Hi, have we met? I’m Jamie, and I have no shame in taking things off the curb on trash day. People where I grew up had no problem tossing that water-stained coffee table or three-legged chair out the front door for the garbage man to haul away. I, however, have a knack for seeing things for their potential and not just their flaws.
When we were in Idaho, I don’t know why, but there was little to no curb finds the entire nine years I lived there. I don’t know if people were handier at fixing stuff, hoarders or more likely to resell or donate rather than simply trash a piece of furniture. Whatever the reason, I relied heavily on garage sales and thrift stores to fuel my need to paint the furniture. Or, as my husband would tell it, to fill our garage with defunct junk.

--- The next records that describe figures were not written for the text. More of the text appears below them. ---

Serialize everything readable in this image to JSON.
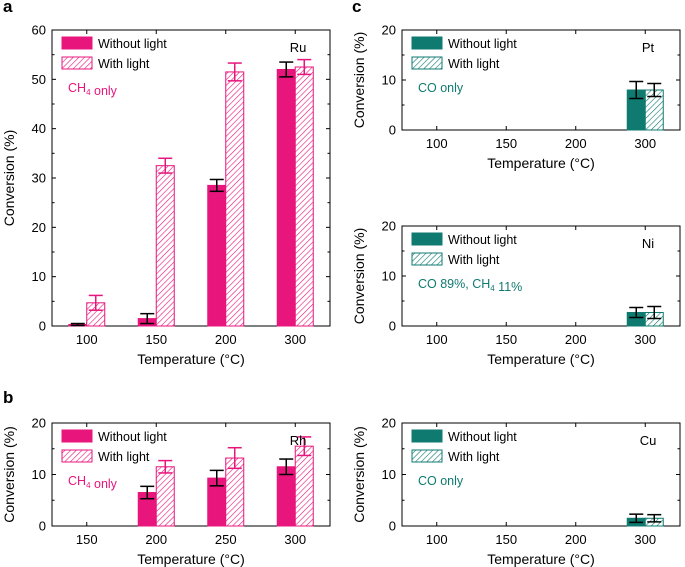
{
  "colors": {
    "ru_rh": "#e8157c",
    "pt_ni_cu": "#0f7a70",
    "axis": "#000000",
    "errorbar": "#000000"
  },
  "chart_data": [
    {
      "panel_label": "a",
      "type": "bar",
      "title": "Ru",
      "annotation": "CH4 only",
      "categories": [
        "100",
        "150",
        "200",
        "300"
      ],
      "series": [
        {
          "name": "Without light",
          "fill": "solid",
          "values": [
            0.3,
            1.5,
            28.5,
            52.0
          ],
          "errors": [
            0.2,
            1.0,
            1.2,
            1.5
          ],
          "error_color": "errorbar"
        },
        {
          "name": "With light",
          "fill": "hatched",
          "values": [
            4.7,
            32.5,
            51.5,
            52.5
          ],
          "errors": [
            1.5,
            1.5,
            1.8,
            1.5
          ],
          "error_color": "series"
        }
      ],
      "xlabel": "Temperature (°C)",
      "ylabel": "Conversion (%)",
      "ylim": [
        0,
        60
      ],
      "yticks": [
        0,
        10,
        20,
        30,
        40,
        50,
        60
      ],
      "legend_position": "top-left",
      "grid": false
    },
    {
      "panel_label": "b",
      "type": "bar",
      "title": "Rh",
      "annotation": "CH4 only",
      "categories": [
        "150",
        "200",
        "250",
        "300"
      ],
      "series": [
        {
          "name": "Without light",
          "fill": "solid",
          "values": [
            0,
            6.5,
            9.3,
            11.5
          ],
          "errors": [
            0,
            1.2,
            1.5,
            1.5
          ],
          "error_color": "errorbar"
        },
        {
          "name": "With light",
          "fill": "hatched",
          "values": [
            0,
            11.5,
            13.2,
            15.5
          ],
          "errors": [
            0,
            1.2,
            2.0,
            1.8
          ],
          "error_color": "series"
        }
      ],
      "xlabel": "Temperature (°C)",
      "ylabel": "Conversion (%)",
      "ylim": [
        0,
        20
      ],
      "yticks": [
        0,
        10,
        20
      ],
      "legend_position": "top-left",
      "grid": false
    },
    {
      "panel_label": "c",
      "type": "bar",
      "title": "Pt",
      "annotation": "CO only",
      "categories": [
        "100",
        "150",
        "200",
        "300"
      ],
      "series": [
        {
          "name": "Without light",
          "fill": "solid",
          "values": [
            0,
            0,
            0,
            8.0
          ],
          "errors": [
            0,
            0,
            0,
            1.7
          ],
          "error_color": "errorbar"
        },
        {
          "name": "With light",
          "fill": "hatched",
          "values": [
            0,
            0,
            0,
            8.0
          ],
          "errors": [
            0,
            0,
            0,
            1.3
          ],
          "error_color": "errorbar"
        }
      ],
      "xlabel": "Temperature (°C)",
      "ylabel": "Conversion (%)",
      "ylim": [
        0,
        20
      ],
      "yticks": [
        0,
        10,
        20
      ],
      "legend_position": "top-left",
      "grid": false
    },
    {
      "panel_label": "",
      "type": "bar",
      "title": "Ni",
      "annotation": "CO 89%, CH4 11%",
      "categories": [
        "100",
        "150",
        "200",
        "300"
      ],
      "series": [
        {
          "name": "Without light",
          "fill": "solid",
          "values": [
            0,
            0,
            0,
            2.7
          ],
          "errors": [
            0,
            0,
            0,
            1.0
          ],
          "error_color": "errorbar"
        },
        {
          "name": "With light",
          "fill": "hatched",
          "values": [
            0,
            0,
            0,
            2.7
          ],
          "errors": [
            0,
            0,
            0,
            1.2
          ],
          "error_color": "errorbar"
        }
      ],
      "xlabel": "Temperature (°C)",
      "ylabel": "Conversion (%)",
      "ylim": [
        0,
        20
      ],
      "yticks": [
        0,
        10,
        20
      ],
      "legend_position": "top-left",
      "grid": false
    },
    {
      "panel_label": "",
      "type": "bar",
      "title": "Cu",
      "annotation": "CO only",
      "categories": [
        "100",
        "150",
        "200",
        "300"
      ],
      "series": [
        {
          "name": "Without light",
          "fill": "solid",
          "values": [
            0,
            0,
            0,
            1.5
          ],
          "errors": [
            0,
            0,
            0,
            0.8
          ],
          "error_color": "errorbar"
        },
        {
          "name": "With light",
          "fill": "hatched",
          "values": [
            0,
            0,
            0,
            1.5
          ],
          "errors": [
            0,
            0,
            0,
            0.7
          ],
          "error_color": "errorbar"
        }
      ],
      "xlabel": "Temperature (°C)",
      "ylabel": "Conversion (%)",
      "ylim": [
        0,
        20
      ],
      "yticks": [
        0,
        10,
        20
      ],
      "legend_position": "top-left",
      "grid": false
    }
  ]
}
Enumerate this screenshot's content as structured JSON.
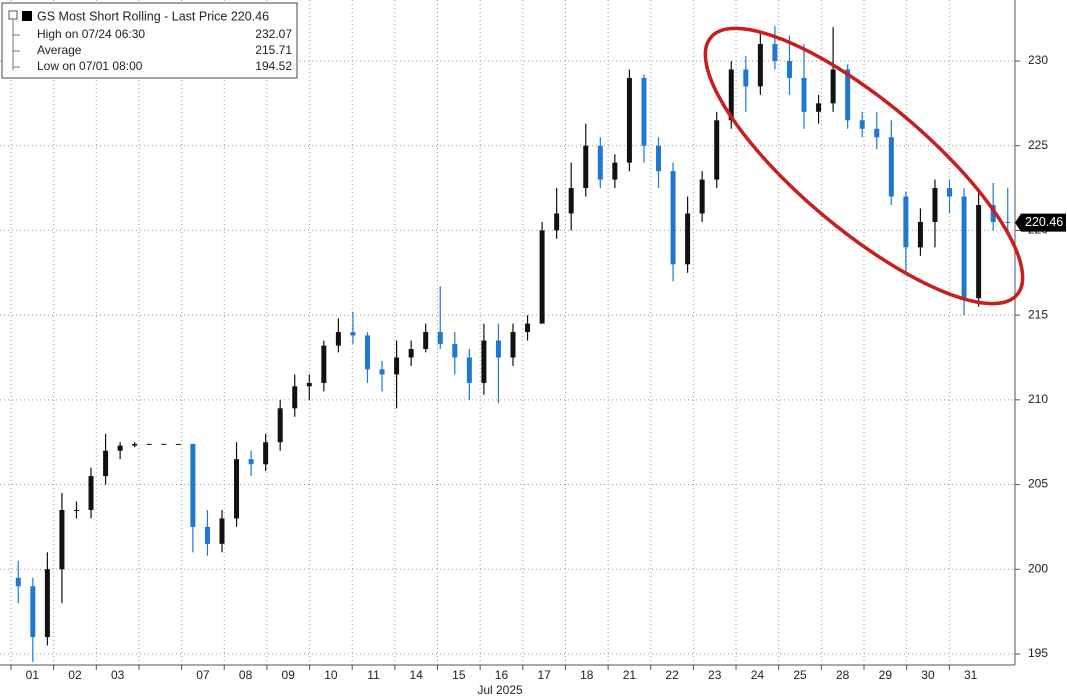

Texas is like my childhood all over again. Did someone just replace a closet door? That old ugly bi-fold is on the street come Monday. Has a dresser been sitting on a neighbor’s back porch for several seasons, taking in the rain and wind and sun? It stands pathetic and ready for the dump. Has a child’s dangerous drop-side crib been sitting in the garage, taking up space for years that a car should really be occupying? It’s there in the morning, next to bags of refuse and a beat up file cabinet.
That’s why I love Mondays. I’m not ashamed to spot something with potential as I’m driving by, back that trunk up and load it. I still enjoy my trips to the thrift stores and can’t pass a garage sale without slowing down and leering at the folding tables of dishes and tchotchkes, desperately hoping to find something worthy of the three single dollars I have in my wallet. But the free trash is the best.